Discuss as:

New tool helps clean up your Facebook reputation


The Reppler dashboard shows you the results of a Facebook scan.

Keeping your nose clean may be hard, but maintaining a good Facebook reputation is harder. I consider myself a fairly decent person, but there have been occasions when my name has become associated with some of the not-exactly-PG-rated gadgets and dating sites that I've covered. Whoops. Thankfully there are apps and services which will help us appear squeaky clean by flagging any worrisome activity.

You're probably wondering why we're bothering to discuss this topic to begin with. After all, only your friends see the things on your Facebook page and it's not like anyone cares about silly stuff that you've posted online, right? Wrong.

As the folks behind reputation tracking site Reppler explain, a seemingly unimportant Facebook posting could have an effect on key aspects of your life:

Nowadays more and more employers use social networking tools to collect a snapshot from their potential hire’s personal life. Coming back from spring break, many college students upload new photos and update their status on Facebook showcasing how fun their break was. Some even do it in real-time while at a party, along with friends, games and alcohol. Little did they know that a recruiter from the job they applied for a couple of weeks before can read and see their updates on Facebook. The recruiter, who was initially impressed with the student’s academic achievement, experience and skills, decides to move on as he’s shocked by realizing the student’s rambunctious college life.

Your college admissions officer, the recruiter from the company you've applied to, your current boss, your co-workers, your family members, your friends, your significant other — there are plenty of people who might be put off by certain types of Facebook postings and odds are that they could react quite negatively in response to them.

So what can you do?

You could take great care to scarcely post anything even remotely questionable, obsessively monitor your page for any inappropriate posts or comments by friends, and wear a virtual tinfoil hat tightly.

Or you could use a reputation tracking site or service such as Reppler.


Reppler breaks down inappropriate Facebook activity by category.

What Reppler does is track the activity on your Facebook page and alert you if something is inappropriate or questionable. It also makes note of the impression your activity might give other people.


The "impression" tracking section of Reppler shows how your activity--as well as that of your friends--might appear to outsiders.

Reppler is currently free, and the truth is, it doesn't do much. (Though there are plans for a paid version with additional features.) Still, as it is, it does cover the basics. It will look for drug-related terms (such as shrooms, stoner, toke, meth or bong), alcohol-related terms (such as absinthe, budweiser, daiquiri, getting drunk, vodka or beer), vulgar language (do I really need to give examples of that?), and links to adult or pornographic content.

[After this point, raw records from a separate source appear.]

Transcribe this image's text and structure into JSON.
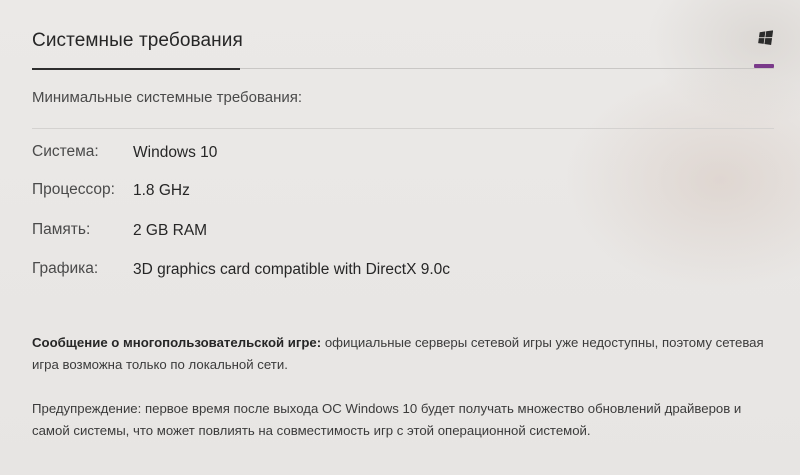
{
  "section": {
    "title": "Системные требования",
    "os_tab_icon": "windows-icon",
    "accent_color": "#7a3a8a"
  },
  "requirements": {
    "subtitle": "Минимальные системные требования:",
    "rows": [
      {
        "label": "Система:",
        "value": "Windows 10"
      },
      {
        "label": "Процессор:",
        "value": "1.8 GHz"
      },
      {
        "label": "Память:",
        "value": "2 GB RAM"
      },
      {
        "label": "Графика:",
        "value": "3D graphics card compatible with DirectX 9.0c"
      }
    ]
  },
  "notes": {
    "multiplayer_bold": "Сообщение о многопользовательской игре:",
    "multiplayer_text": " официальные серверы сетевой игры уже недоступны, поэтому сетевая игра возможна только по локальной сети.",
    "warning_text": "Предупреждение: первое время после выхода ОС Windows 10 будет получать множество обновлений драйверов и самой системы, что может повлиять на совместимость игр с этой операционной системой."
  }
}
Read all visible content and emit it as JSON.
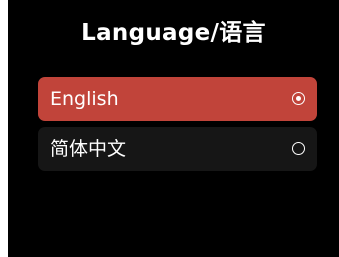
{
  "screen": {
    "title": "Language/语言",
    "accent_color": "#c1443a",
    "background_color": "#000000"
  },
  "options": [
    {
      "label": "English",
      "selected": true
    },
    {
      "label": "简体中文",
      "selected": false
    }
  ]
}
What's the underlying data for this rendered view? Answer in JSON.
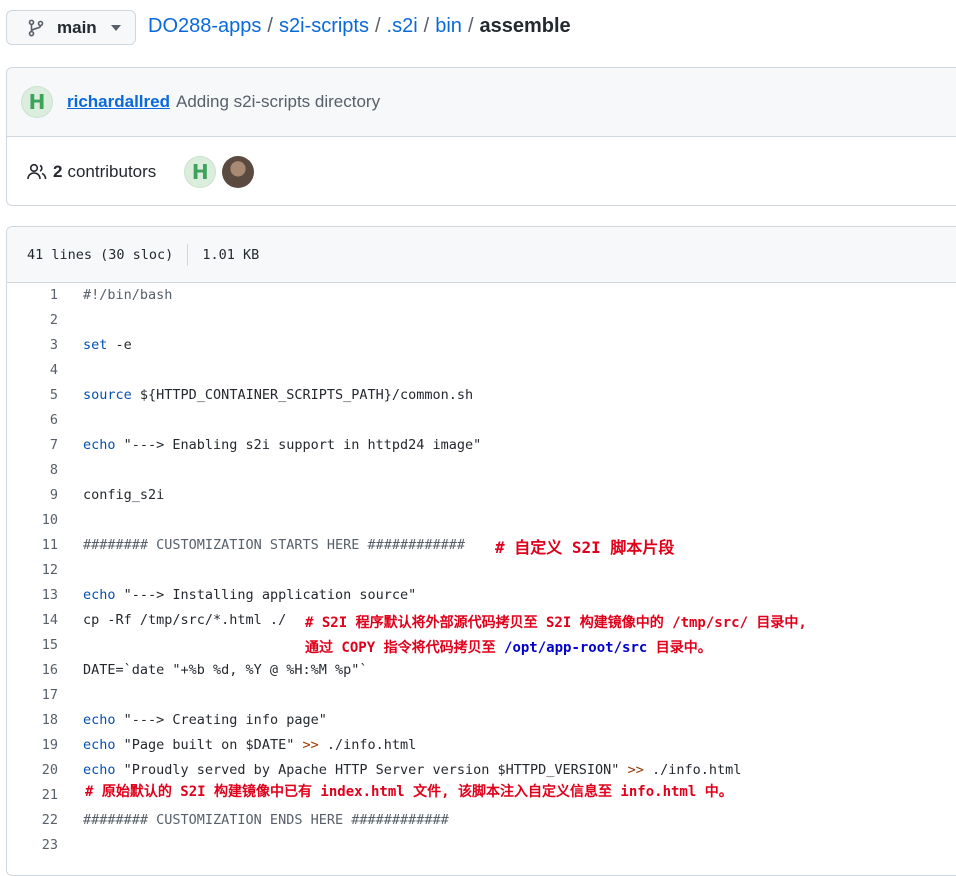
{
  "branch": {
    "name": "main"
  },
  "breadcrumb": {
    "repo": "DO288-apps",
    "parts": [
      "s2i-scripts",
      ".s2i",
      "bin"
    ],
    "current": "assemble"
  },
  "commit": {
    "author": "richardallred",
    "message": "Adding s2i-scripts directory"
  },
  "contributors": {
    "count": "2",
    "label": "contributors"
  },
  "file_info": {
    "lines": "41 lines (30 sloc)",
    "size": "1.01 KB"
  },
  "code": {
    "l1": "#!/bin/bash",
    "l3_kw": "set",
    "l3_rest": " -e",
    "l5_kw": "source",
    "l5_rest": " ${HTTPD_CONTAINER_SCRIPTS_PATH}/common.sh",
    "l7_kw": "echo",
    "l7_rest": " \"---> Enabling s2i support in httpd24 image\"",
    "l9": "config_s2i",
    "l11": "######## CUSTOMIZATION STARTS HERE ############",
    "l13_kw": "echo",
    "l13_rest": " \"---> Installing application source\"",
    "l14": "cp -Rf /tmp/src/*.html ./",
    "l16": "DATE=`date \"+%b %d, %Y @ %H:%M %p\"`",
    "l18_kw": "echo",
    "l18_rest": " \"---> Creating info page\"",
    "l19_kw": "echo",
    "l19_str": " \"Page built on $DATE\" ",
    "l19_gt": ">>",
    "l19_rest": " ./info.html",
    "l20_kw": "echo",
    "l20_str": " \"Proudly served by Apache HTTP Server version $HTTPD_VERSION\" ",
    "l20_gt": ">>",
    "l20_rest": " ./info.html",
    "l22": "######## CUSTOMIZATION ENDS HERE ############"
  },
  "line_numbers": [
    "1",
    "2",
    "3",
    "4",
    "5",
    "6",
    "7",
    "8",
    "9",
    "10",
    "11",
    "12",
    "13",
    "14",
    "15",
    "16",
    "17",
    "18",
    "19",
    "20",
    "21",
    "22",
    "23"
  ],
  "annotations": {
    "a11": "# 自定义 S2I 脚本片段",
    "a14": "# S2I 程序默认将外部源代码拷贝至 S2I 构建镜像中的 /tmp/src/ 目录中,",
    "a15_pre": "通过 COPY 指令将代码拷贝至 ",
    "a15_path": "/opt/app-root/src",
    "a15_post": " 目录中。",
    "a21": "# 原始默认的 S2I 构建镜像中已有 index.html 文件, 该脚本注入自定义信息至 info.html 中。"
  },
  "colors": {
    "link": "#0969da",
    "annotation": "#e0001b",
    "annotation_path": "#0000cc"
  },
  "icons": [
    "git-branch-icon",
    "caret-down-icon",
    "people-icon",
    "avatar-icon"
  ]
}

If it spots something that fits into those categories — whether in a posting by you or one of your friends — it will flag it and suggest that you "fix" the item. (The only way to "fix" any items appears to be by deletion.)

When I allowed the service to scan my Facebook profile, it only found two inappropriate items — one drug reference and one foul word, both in comments made by friends — and a "partly positive" impression. Considering some of the strange links and remarks that I'm prone to posting, I'm quite surprised by these results and am reasonably sure that the scan must've missed some items. (I suspect that it may limit its searches to only recent items, despite claiming otherwise.)

That's about all there is to Reppler. It won't exactly prevent inappropriate content from showing up in the first place, but it will provide you with warnings when you or your friends cross the lines of decency.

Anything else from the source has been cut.